Wall and roof cladding to withstand the forces
Ensuring that the wall and roof cladding of a building is able to withstand the forces which are likely to be applied to it during the building life, are essential to maintain the functional performance of the cladding.
Wind pressures can produce some of the largest and most variable forces and this need to be accurately calculated.
What are the current standards, which should be used to calculate wind loadings on a building?
The correct standard is BS EN 1991-1-4. This contains the National annex (for UK and Ireland) of the European standard. The British Standard BS 6399 was withdrawn on 31/03/2010 and is now no longer valid.
What factors influence the wind load on a building, and how will the load influence the cladding specification?
The wind load on a building can be influenced by its size, location, height above sea level, orientation to the prevailing wind, and local topography or land features. All of these factors influence the general and local loads on the building, and key design features at eaves, corners and parapets.
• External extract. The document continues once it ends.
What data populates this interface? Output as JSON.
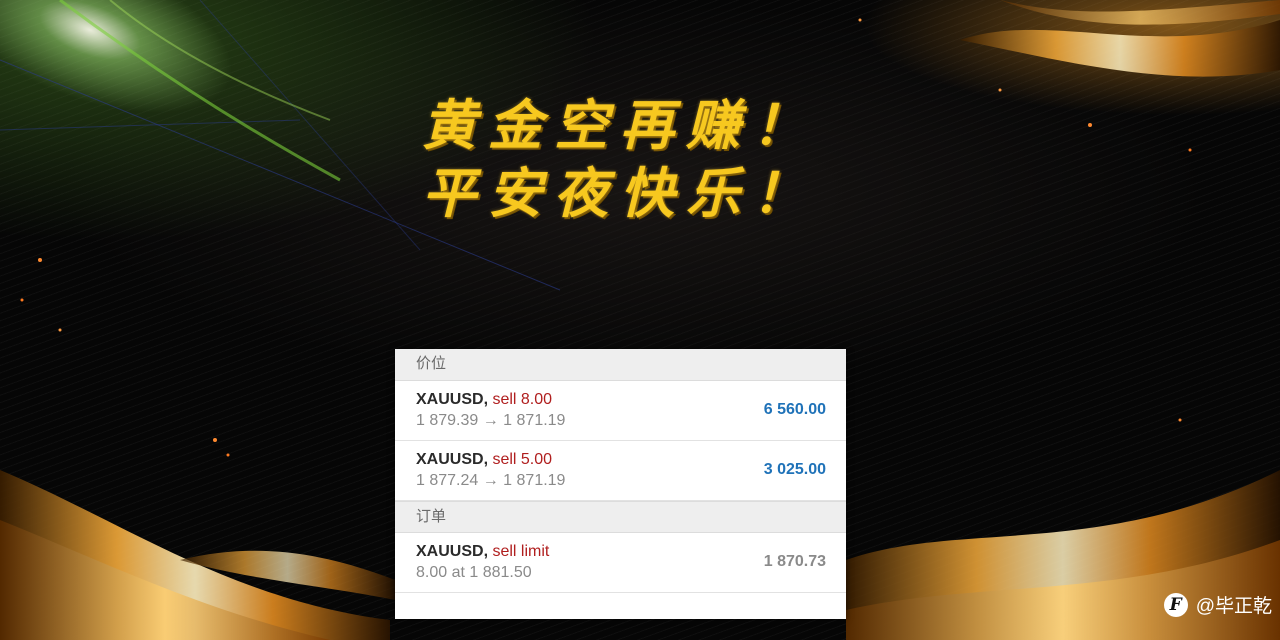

The wind loading can vary considerably and can change quickly from a positive load to a negative load on adjoining areas. The structural engineer calculates the wind load at the design stage but specific local loads can influence the choice of cladding sheet, purlin spacing, fastener and number of fasteners.
Our supply chain partners can provide guidance on these aspects of the specification through the use of detailed wind load calculation software based on BS EN 1991-1-4. This exclusive software package allows these cladding system manufacturers to optimise the cladding design and installation requirements.
How do I ensure the roof and wall cladding system that I specify is able to meet these requirements?
The cladding system manufacturer should be able to provide detailed load span tables for cladding. The load span tables are specific to the exact profile chosen and cannot be used generically.
All our supply chain partners are able to supply load span tables, which have been calculated in accordance with EC3, the European method for calculating structural performance. These have been independently checked by the Steel Construction Institute and carry the SCI Assessed mark.
The system manufacturer should also be able to demonstrate that the pre-finished steel used for the cladding, meets the gauge requirements of EN10143:2006. The usual gauge of material used for built-up roof and wall cladding is 0.7 mm and 0.5 mm respectively.
Using lighter gauge material will increase the risk of cladding failure due to excessive deflection or localised bucking of the profile.